Quanto traffico questa mattina, piove e quando piove la città sembra impazzire. Rumore di clacson e puzza di smog non consentono ad Ester di aprire il finestrino. La musica invade la macchina e ovatta l'ambiente. È curioso guardare fuori dal finestrino, mentre una musica eccitante ci solletica le orecchie.
Ester, un po' imbambolata, si guarda intorno, non vuole pensare alla sua giornata. Non sarà una buona giornata. Ester lavora in un call center sulla via Tiburtina. Ogni mattina è un viaggio per raggiungerlo; Ester abita ad Ostia e si deve fare mezzo raccordo anulare per l'uscita della Tiburtina, da lì verso la città, un inferno di macchine. Ad Ester però non dispiace poi tanto, all'interno dell'angusto abitacolo dell'autovettura ha il tempo per ritrovare se stessa. Dov'è finita Ester, si trova spesso a pensare, i suoi sogni di donna libera, la voglia di conoscere le cose del mondo, dov'è finito tutto questo.

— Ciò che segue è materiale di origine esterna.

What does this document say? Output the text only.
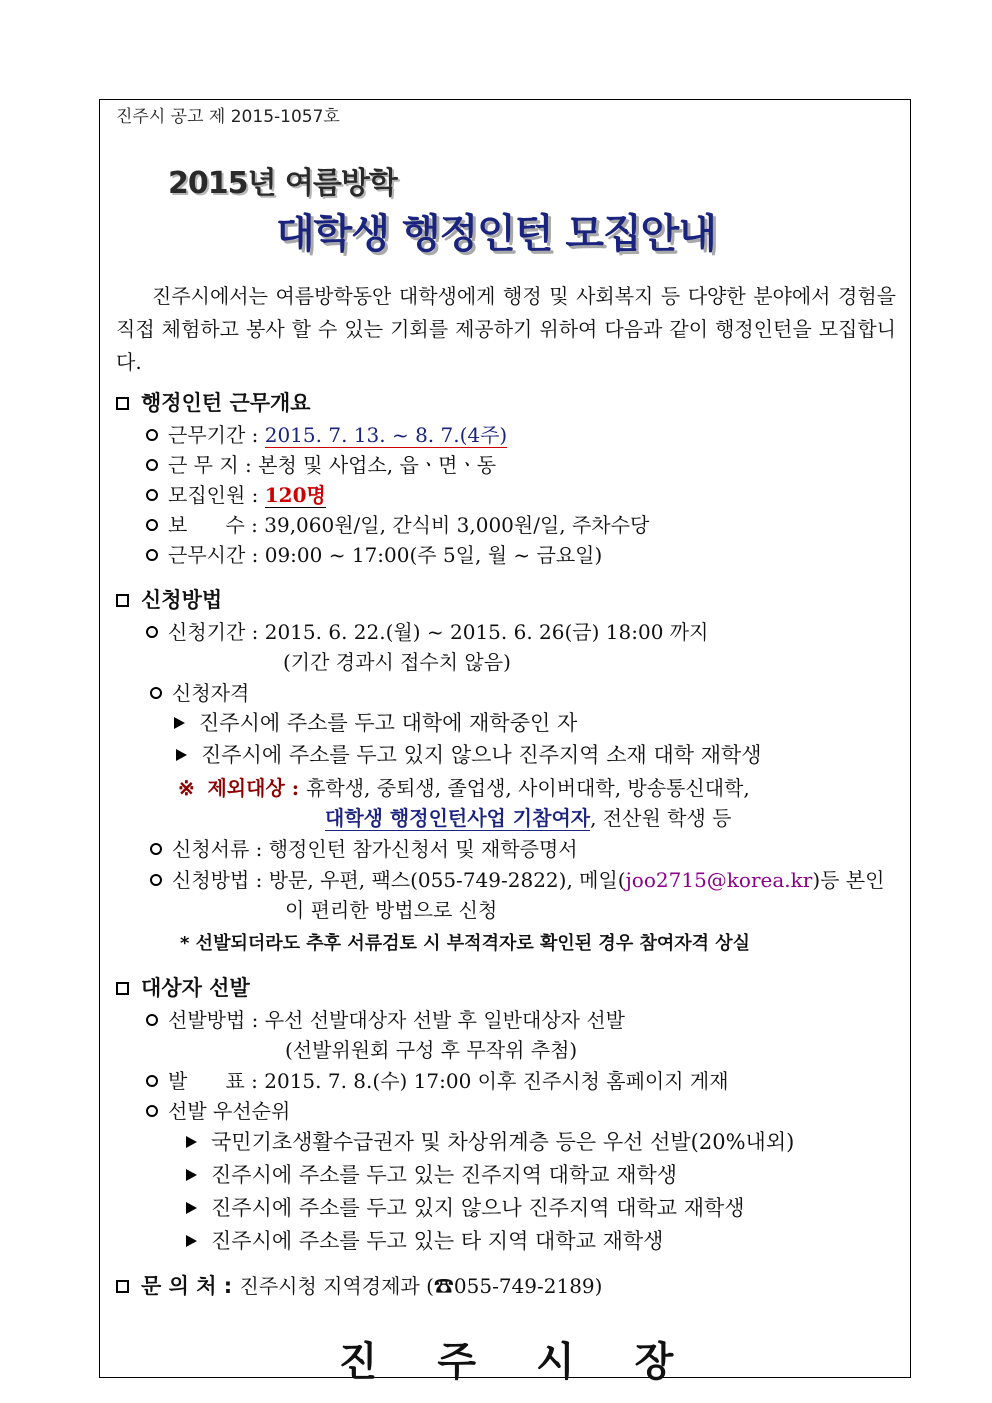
진주시 공고 제 2015-1057호
2015년 여름방학
대학생 행정인턴 모집안내
진주시에서는 여름방학동안 대학생에게 행정 및 사회복지 등 다양한 분야에서 경험을 직접 체험하고 봉사 할 수 있는 기회를 제공하기 위하여 다음과 같이 행정인턴을 모집합니다.
행정인턴 근무개요
근무기간 : 2015. 7. 13. ~ 8. 7.(4주)
근 무 지 : 본청 및 사업소, 읍ㆍ면ㆍ동
모집인원 : 120명
보      수 : 39,060원/일, 간식비 3,000원/일, 주차수당
근무시간 : 09:00 ~ 17:00(주 5일, 월 ~ 금요일)
신청방법
신청기간 : 2015. 6. 22.(월) ~ 2015. 6. 26(금) 18:00 까지
(기간 경과시 접수치 않음)
신청자격
진주시에 주소를 두고 대학에 재학중인 자
진주시에 주소를 두고 있지 않으나 진주지역 소재 대학 재학생
※ 제외대상 : 휴학생, 중퇴생, 졸업생, 사이버대학, 방송통신대학,
대학생 행정인턴사업 기참여자, 전산원 학생 등
신청서류 : 행정인턴 참가신청서 및 재학증명서
신청방법 : 방문, 우편, 팩스(055-749-2822), 메일(joo2715@korea.kr)등 본인
이 편리한 방법으로 신청
* 선발되더라도 추후 서류검토 시 부적격자로 확인된 경우 참여자격 상실
대상자 선발
선발방법 : 우선 선발대상자 선발 후 일반대상자 선발
(선발위원회 구성 후 무작위 추첨)
발      표 : 2015. 7. 8.(수) 17:00 이후 진주시청 홈페이지 게재
선발 우선순위
국민기초생활수급권자 및 차상위계층 등은 우선 선발(20%내외)
진주시에 주소를 두고 있는 진주지역 대학교 재학생
진주시에 주소를 두고 있지 않으나 진주지역 대학교 재학생
진주시에 주소를 두고 있는 타 지역 대학교 재학생
문 의 처 : 진주시청 지역경제과 (☎055-749-2189)
진주시장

Ma i sogni non consentono di sopravvivere, per l'esattezza neanche il salario del call center, lo consente poi tanto. Dopo tanti anni di gavetta adesso Ester è stata assunta a tempo indeterminato e questo le ha consentito di andare a vivere finalmente da sola. I suoi genitori sono anziani ma ancora in gamba, simpatici e piacevoli ma lei aveva bisogno di una casa tutta sua. È contenta Ester la sera quando torna a casa e si gode un po' di relax, ama molto stare da sola, la musica soave accompagna ogni suo movimento. Di amici ne ha pochi ma sufficientemente buoni. Rimane comunque il fatto che più di otto ore della sua giornata Ester le trascorre alla sua postazione. Che inferno quel lavoro, è agghiacciante il rumore del silenzio che pervade il grande ambiente, dove altri come lei lavorano ad un ritmo martellante. Non è consentito parlare con i colleghi, ne tanto meno mangiare o bere, anche andare in bagno è un segno di scarsa produttività. La produttività che termine aberrante, è la frusta dei nuovi schiavi. I capò hanno ora un nome inglese, tanto tenero, ma sono lì spietati con te, come lo sono con loro.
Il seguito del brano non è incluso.